Mardi Gras 2022 has arrived: marching around the corner in a crashing wave of colour and confetti, the music of queer pride reverberating throughout Sydney. It is a timely spectacle of joy and defiance for the LGBTQIA+ community, following closely in the wake of debate around the Morrison Government’s Religious Discrimination Bill. Yet, amidst this ‘loud and proud’ noise of celebration, I find myself wondering at the place of my own quiet declaration of queerness.
For myself, quietness in my identity is a matter of comfort rather than necessity. I am reserved in my expression of queerness, and my engagement with queer spaces, I admit (somewhat begrudgingly), does not go far beyond my bookshelf, my social media accounts or my Netflix subscription. Yet my passivity and the simplicity with which I embody my queerness is a privilege given not by my individual will or historic right, but by the blood, sweat and tears of those that came before me, and those that continue to fight for the comfort I now take for granted.

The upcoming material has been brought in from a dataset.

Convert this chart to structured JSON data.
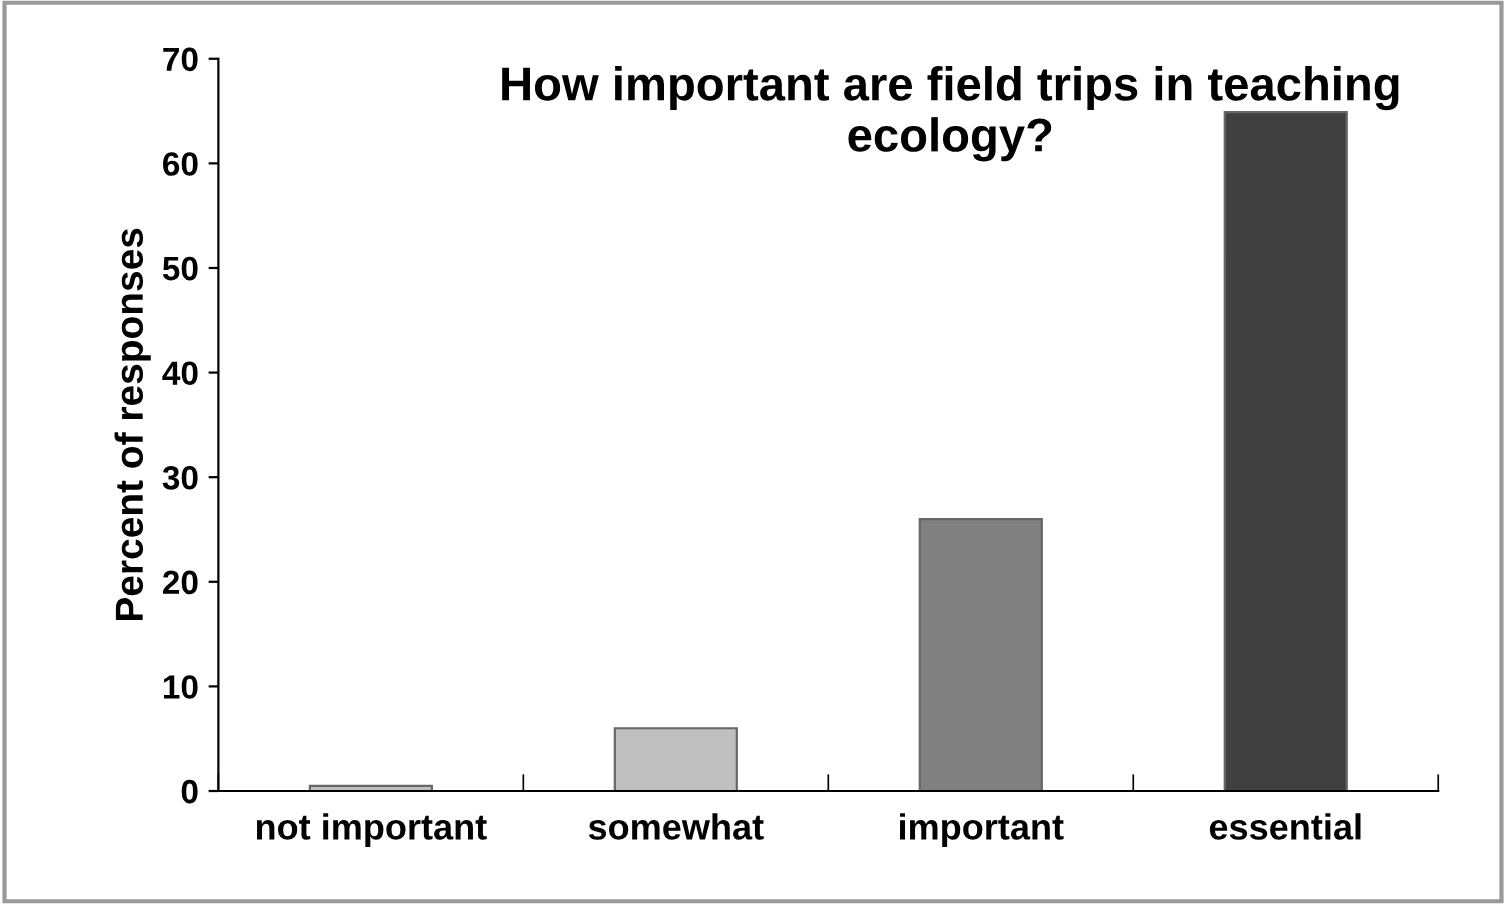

Thus, I wonder: What is the significance of my own quietness, belonging to a community that is, to this day, silenced? How has the media I consume relegated the act of embodying queerness into a rigid dichotomy of ‘loud’ and ‘silenced’? And is the ‘quietness’ of a person with a privileged voice complicit in the ‘silencing’ of the community?
I find in contemplating these questions I am drawn back to the event that prompted them to begin with: Mardi Gras, the ‘loudness’ I associate with it, and queer pride on the whole. I am in awe of the raucous, joyful and determined expression of community and identity— inundated with sequins and colour— yet, amongst it, I feel out of place. It would be easy for me to explain away my discomfort with a nod to the crowds, the noise, the partying (and a reminder of, quite literally, anything about my personality), but I feel to do so would be to reduce the celebration to frivolity. In truth, no matter how bound up in aesthetics or partying, the loudness of Mardi Gras marks an opposition to the forced silence that pervades queer lives, histories, and stories.
It is these stories of silence (thanks to the aforementioned Netflix subscription) that I am much more familiar with.
It seems, more often than not, that to watch a queer film is to invest yourself in a narrative ruled by silence. For a long time, Hollywood’s Production Code and social convention meant this was out of necessity, queer narratives trapped in that celluloid closet named subtext. But even today the overwhelming quietness remains. Many popular movies still cling to queer subtext— barricading the closet door— yet even those that step out into the literal are intent on subtlety, on the unspoken. Sapphic films, in particular, seem stuck on ‘quiet yearning’. Stuck on the voice of queer longing, muffled by the hand of context, who whispers: Born in the wrong time. The wrong place. The wrong family. Husband. Job. Such films present an aestheticised version of forced silence. The ‘quietness’ of queer yearning is where they find their tension, romance, and beauty.
If these are the stories I consume, is my own quietness to be expected? Maybe so. But the closet is not always built with celluloid.
In January of this year, Citipointe Christian College in Brisbane sent out an enrolment contract to parents. The enrolment contract included clauses that provided grounds for the expulsion of students who identify outside of their biological sex, and categorised “homosexual… [and] bisexual acts” as “sexual immorality” (for context: included under the same category were incest and paedophila). Queer students would be forced into silence. The school has since rescinded the contract, yet amongst recent debates surrounding the Religious Discrimination Bill, it highlights a dangerous reality for the LGBTQIA+ community: the closet can be built with paperwork as well.
At the start of this article I made a distinction between my quietness and the forced silence I watch on screens, hear in the news, read in history books. I said, my quietness in my identity is a matter of comfort rather than necessity. And that remains true, in part. Yet my questions remain unanswered. There is no clear reason for me to not join the colourful, sparkling noise of Mardi Gras. Yet I wonder how my quietness has crystallised over time, and if its catalyst looks not so different from that silence I fear.